Esse movimento é suprapartidário, supra-religioso, não se vincula a nenhuma associação, instituição ou organização, seja de que linha ou ideologia for. A Indignação Pacífica – A Compaixão no Poder quer mostrar que acima de qualquer diferença aparente entre nós, as nossas similaridades e  as nossas concordâncias são infinitamente maiores, que devemos aprender a nos unir, a darmos as mãos, a viver como representantes de Deus aqui na Terra, cumprirmos nossa missão espiritual de oportunizarmos a todas as pessoas terem moradia, educação, alimentação, saúde, lazer, de uma maneira saudável, gratificante, oportunizadora de um bem viver, de uma vontade de viver em paz, de colaborar uns com os outros, de acabarmos com as disputas, com as competições egóicas, com o viver sem um rumo, sem uma finalidade maior.
A partir desse momento, a palavra está com todos nós. Através do site WWW.indignaçãopacifica.org todos poderemos opinar, nos conhecer, afirmarmos a nossa vontade, iremos compilando as idéias, as sugestões, o que nos angustia, o que queremos melhorar no Brasil, o que não queremos mais, e aos poucos, gradativamente, esse movimento irá crescer, tornar-se conhecido, ganhar adesões, e poderemos ver, então, o que a união entre nós pode acarretar, o que podemos fazer, onde podemos chegar, até que ponto a opinião da maioria das pessoas tem poder realmente, enfim, estamos iniciando um movimento forte e pacífico, firme e espiritual, o futuro dirá onde poderemos chegar.
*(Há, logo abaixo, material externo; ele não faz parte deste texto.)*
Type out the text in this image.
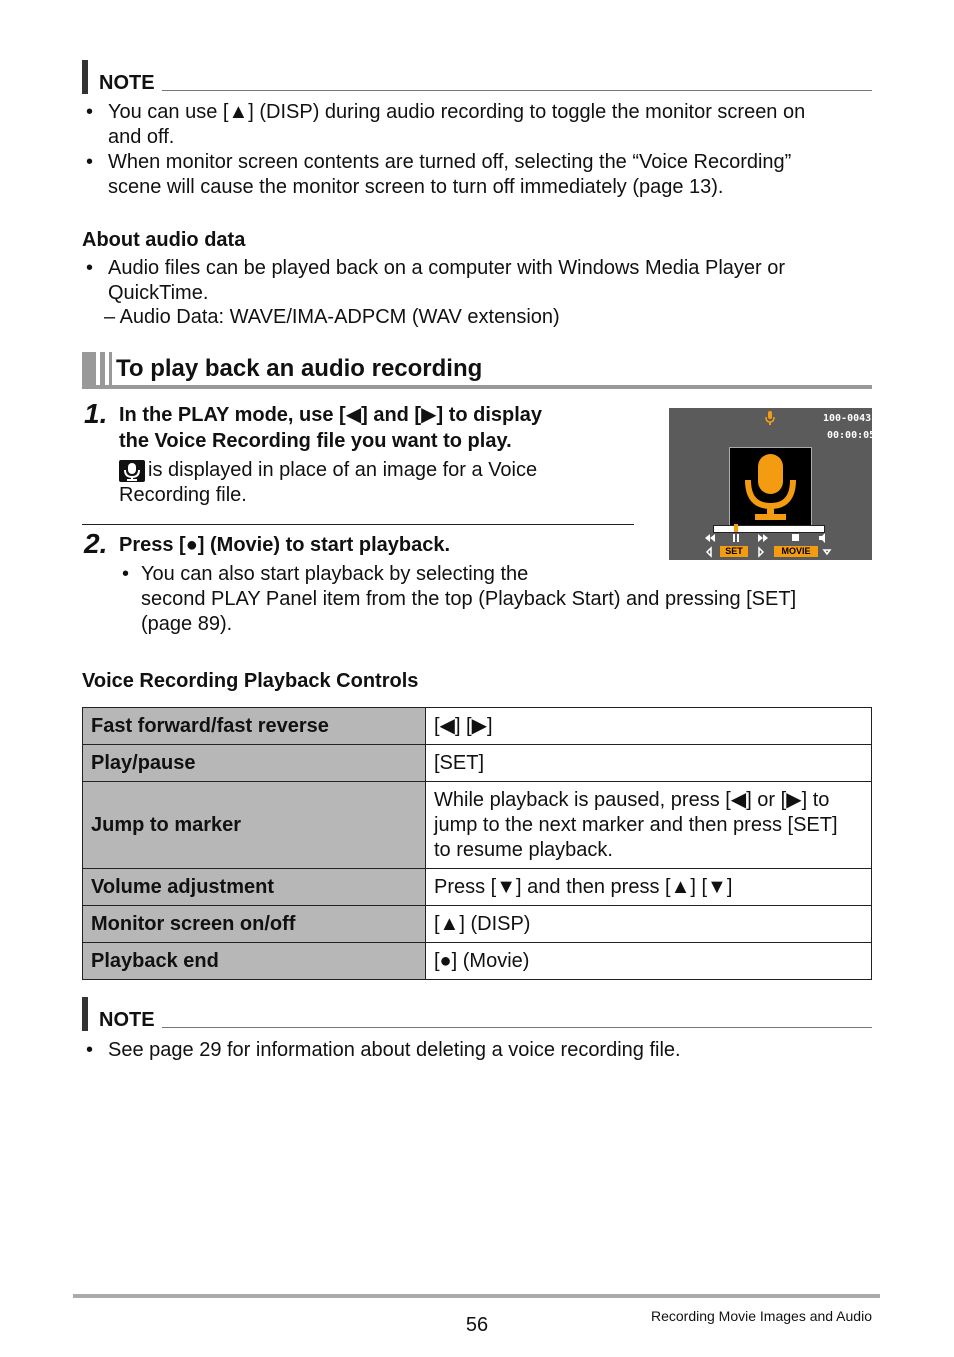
NOTE
• You can use [▲] (DISP) during audio recording to toggle the monitor screen on
and off.
• When monitor screen contents are turned off, selecting the “Voice Recording”
scene will cause the monitor screen to turn off immediately (page 13).
About audio data
• Audio files can be played back on a computer with Windows Media Player or
QuickTime.
– Audio Data: WAVE/IMA-ADPCM (WAV extension)
To play back an audio recording
1. In the PLAY mode, use [◀] and [▶] to display
the Voice Recording file you want to play.
is displayed in place of an image for a Voice
Recording file.
100-0043
00:00:05
SET	MOVIE
2. Press [●] (Movie) to start playback.
• You can also start playback by selecting the
second PLAY Panel item from the top (Playback Start) and pressing [SET]
(page 89).
Voice Recording Playback Controls
Fast forward/fast reverse	[◀] [▶]
Play/pause	[SET]
Jump to marker	While playback is paused, press [◀] or [▶] to
jump to the next marker and then press [SET]
to resume playback.

Volume adjustment	Press [▼] and then press [▲] [▼]
Monitor screen on/off	[▲] (DISP)
Playback end	[●] (Movie)
NOTE
• See page 29 for information about deleting a voice recording file.
56	Recording Movie Images and Audio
Criamos Seções onde colocaremos as idéias, as sugestões, as opiniões de todos que participarem do movimento através de e-mails, para que ali cada um possa encontrar o(s) ponto(s) para onde vai a sua indignação pacífica, onde o seu coração sente que pode haver uma melhora, uma mudança, onde possa responder, debater, criando assim canais de comunicação em áreas seletivas. Temos as Seções Moradia, Alimentação, Educação, Saúde, Comunicação, Política, Lazer, Arte, Caridade, Drogas lícitas, Drogas ilícitas, Violência, Racismo, Salários, Aposentadoria, Trânsito, Literatura, Cinema, Televisão, Rádio, Jornais, Internet, Censura, etc. A finalidade é conversarmos entre nós, sabermos o que os outros pensam, sabermos o que pensam do que nós pensamos, entendermos as diversas opiniões uns dos outros, vermos o que temos em comum, o que nos afasta, o que nos une, para que possamos ir chegando a um consenso minimamente satisfatório para que possamos exercer o nosso direito de criarmos o Brasil que queremos, o sistema de vida que desejamos, o mundo que sonhamos.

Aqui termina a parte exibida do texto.